Le gouvernement qualifié de « muet » et d’« échec »
La charge de la députée ne s’est pas limitée à la situation énergétique. Fatma Mseddi a vivement critiqué le gouvernement, auquel elle reproche de ne pas recevoir les députés, de ne pas répondre à leurs questions écrites et orales et de ne pas communiquer avec les citoyens.
« Parlez aux citoyens ! Dites-leur ce qui se passe, ce que vous allez faire et quels programmes vous avez préparés », a-t-elle lancé.
Elle a notamment insisté sur le droit des citoyens à connaître les mesures prévues pour éviter que les mêmes difficultés se reproduisent. « Nous sommes des citoyens. Nous avons droit à l’eau et nous avons droit à l’électricité », a-t-elle martelé.
La députée a également interpellé Kaïs Saïed sur l’absence de ministre chargé de l’Énergie, réclamant la nomination d’un responsable qui puisse se consacrer pleinement à ce dossier.
Elle a appelé ses collègues députés à tenir une réunion d’urgence sur les coupures d’eau et d’électricité à Sfax et souhaité que les vacances parlementaires soient interrompues afin que l’Assemblée puisse se saisir de la situation.
M.B.Z











2 commentaires
HatemC
Faut trancher définitivement sur les accusations récurrentes de complot.
Il commence a nous courrir surl’estomac avec ses accusations farfelues ….

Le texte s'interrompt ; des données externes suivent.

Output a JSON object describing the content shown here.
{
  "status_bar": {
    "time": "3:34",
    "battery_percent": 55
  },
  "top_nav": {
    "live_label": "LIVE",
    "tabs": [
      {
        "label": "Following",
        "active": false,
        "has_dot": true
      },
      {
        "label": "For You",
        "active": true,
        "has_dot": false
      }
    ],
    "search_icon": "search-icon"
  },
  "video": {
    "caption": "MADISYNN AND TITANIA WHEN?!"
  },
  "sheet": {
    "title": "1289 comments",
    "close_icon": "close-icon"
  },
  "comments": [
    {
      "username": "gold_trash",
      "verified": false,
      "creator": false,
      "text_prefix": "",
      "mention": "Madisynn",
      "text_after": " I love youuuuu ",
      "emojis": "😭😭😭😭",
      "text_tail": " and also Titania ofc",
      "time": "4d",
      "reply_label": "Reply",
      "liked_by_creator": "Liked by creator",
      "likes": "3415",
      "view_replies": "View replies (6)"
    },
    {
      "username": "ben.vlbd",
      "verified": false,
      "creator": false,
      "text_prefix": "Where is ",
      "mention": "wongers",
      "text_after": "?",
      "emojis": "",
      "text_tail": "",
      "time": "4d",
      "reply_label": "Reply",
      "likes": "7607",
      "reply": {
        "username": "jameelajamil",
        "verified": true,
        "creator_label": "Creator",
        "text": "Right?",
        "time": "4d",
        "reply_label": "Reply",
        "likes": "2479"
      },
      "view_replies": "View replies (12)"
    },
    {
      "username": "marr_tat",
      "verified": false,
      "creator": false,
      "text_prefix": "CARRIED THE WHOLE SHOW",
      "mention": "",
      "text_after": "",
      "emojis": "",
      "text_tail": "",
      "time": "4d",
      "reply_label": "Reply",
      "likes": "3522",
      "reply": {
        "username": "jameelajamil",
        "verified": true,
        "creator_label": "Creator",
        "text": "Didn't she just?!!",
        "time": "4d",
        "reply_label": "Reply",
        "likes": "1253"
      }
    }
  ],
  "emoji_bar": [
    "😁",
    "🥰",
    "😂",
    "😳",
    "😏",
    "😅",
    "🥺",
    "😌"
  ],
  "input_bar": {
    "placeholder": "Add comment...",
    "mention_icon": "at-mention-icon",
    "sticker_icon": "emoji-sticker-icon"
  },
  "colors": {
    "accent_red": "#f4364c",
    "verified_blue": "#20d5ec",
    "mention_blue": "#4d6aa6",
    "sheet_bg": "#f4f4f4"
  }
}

La désignation de « traîtres » ou de « conspirateurs » invisibles sert régulièrement de levier pour unifier une base électorale, justifier des difficultés socio-économiques et maintenir une tension sécuritaire propice au pouvoir personnel…. Faut ramener le débat sur le terrain juridique et contraindre le pouvoir à étayer ses accusations par des éléments tangibles.
La répétition constante d’une menace interne finit par créer une polarisation extrême : d’un côté, une adhésion inconditionnelle de la base populaire ; de l’autre, un scepticisme croissant face à l’absence de résultats économiques et sociaux.
Roberto Di Camerino
Pourquoi attacquer le president?, il n’y est pour rien, il a lancé des projets de construction de centrales electriques , de dessalinisation de l’eau de mer, mais les comploteurs les ont toutes detruites,… enfin c’est ce qu’il pense.